The BBC looks at a new folding e-bike, and uses the opportunity to take a slap at American soccer fans.

A writer for the Telegraph asks if the law is too soft on drivers who kill cyclists. The answer there, as here, is yes.

Aussie cyclists go beyond creating a bicycle PAC to form their own political party.

 

Finally…

It’s now legal to ride three sheets to the wind in Hungary. A fun piece, as a Chicago bike blogger takes her dog on a ride fit for a king.

And I can’t help it. When Dennis Christopher — yes, that Dennis Christopher — retweets my comment about Breaking Away, it just kind of makes my month.

 

Update: Pomona bike rider killed by suspected drunk driver early Saturday morning; 5th cyclist killed in the city in 17 months

This is not the news we wanted to start the weekend.

According to the Daily Bulletin, a bike rider was killed by a suspected drunk driver in Pomona early this morning.

The victim, identified only as a man in his 40s or 50s, was riding north on Garey Avenue when he was rear-ended by a white 2011 BMW 3351 just north of Philadelphia Street at 2:32 am. He was rushed to a nearby hospital where he died shortly later.

The driver, 25-year old Chino resident Rick Kyujin Lee, was arrested on suspicion of drunk driving causing death and vehicular manslaughter.

The Daily Bulletin says the victim was riding on the right shoulder, while KABC-7 places him near the shoulder. However, a street view shows a typical four lane street with a center median, but no apparent shoulder; he may have been hugging the curb to the far right.
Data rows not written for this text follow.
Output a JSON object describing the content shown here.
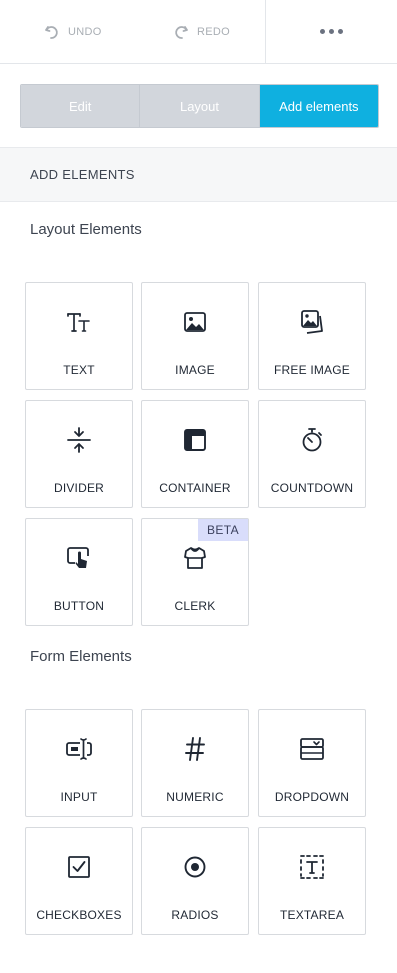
{
  "toolbar": {
    "undo_label": "UNDO",
    "redo_label": "REDO",
    "disabled_color": "#a9aeb4"
  },
  "tabs": [
    {
      "label": "Edit",
      "active": false
    },
    {
      "label": "Layout",
      "active": false
    },
    {
      "label": "Add elements",
      "active": true
    }
  ],
  "accent_color": "#0fb0e0",
  "section_title": "ADD ELEMENTS",
  "layout_group": {
    "title": "Layout Elements",
    "items": [
      {
        "label": "TEXT",
        "icon": "text-icon"
      },
      {
        "label": "IMAGE",
        "icon": "image-icon"
      },
      {
        "label": "FREE IMAGE",
        "icon": "free-image-icon"
      },
      {
        "label": "DIVIDER",
        "icon": "divider-icon"
      },
      {
        "label": "CONTAINER",
        "icon": "container-icon"
      },
      {
        "label": "COUNTDOWN",
        "icon": "stopwatch-icon"
      },
      {
        "label": "BUTTON",
        "icon": "button-click-icon"
      },
      {
        "label": "CLERK",
        "icon": "shirt-icon",
        "badge": "BETA"
      }
    ]
  },
  "form_group": {
    "title": "Form Elements",
    "items": [
      {
        "label": "INPUT",
        "icon": "input-field-icon"
      },
      {
        "label": "NUMERIC",
        "icon": "hash-icon"
      },
      {
        "label": "DROPDOWN",
        "icon": "dropdown-icon"
      },
      {
        "label": "CHECKBOXES",
        "icon": "checkbox-icon"
      },
      {
        "label": "RADIOS",
        "icon": "radio-icon"
      },
      {
        "label": "TEXTAREA",
        "icon": "textarea-icon"
      }
    ]
  }
}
If they haven’t yet, someone will inevitably question in the comments why anyone would be riding a bike at that hour. Of course, bike riders travel at all hours of the day or night for all kinds of reasons, just as drivers do; it’s possible the victim may have been leaving work or coming home from a night out, or just out for a late night ride.

Given the frequent lack of follow-up, we may never know.

That said, the early morning hours after the bars close is one of the most dangerous times to ride due to the high number of drunks on the road at that time, requiring riders to be extra alert.

There’s also no mention of whether the victim had lights and reflectors on his bike, as required at that hour. However, the police and press usually go out of their way to mention the lack of lights if a rider wasn’t using them.

And the victim could have been lit up like a Christmas tree and still been unable to avoid a driver apparently unable to control his car and keep it from drifting to the right.

This is the 54th bicycling fatality in Southern California this year, and the 22nd in Los Angeles County. And it’s the 5th bike death in Pomona since the death of Ivan Aguilar in February of last year, suggesting that the city may have a serious safety problem.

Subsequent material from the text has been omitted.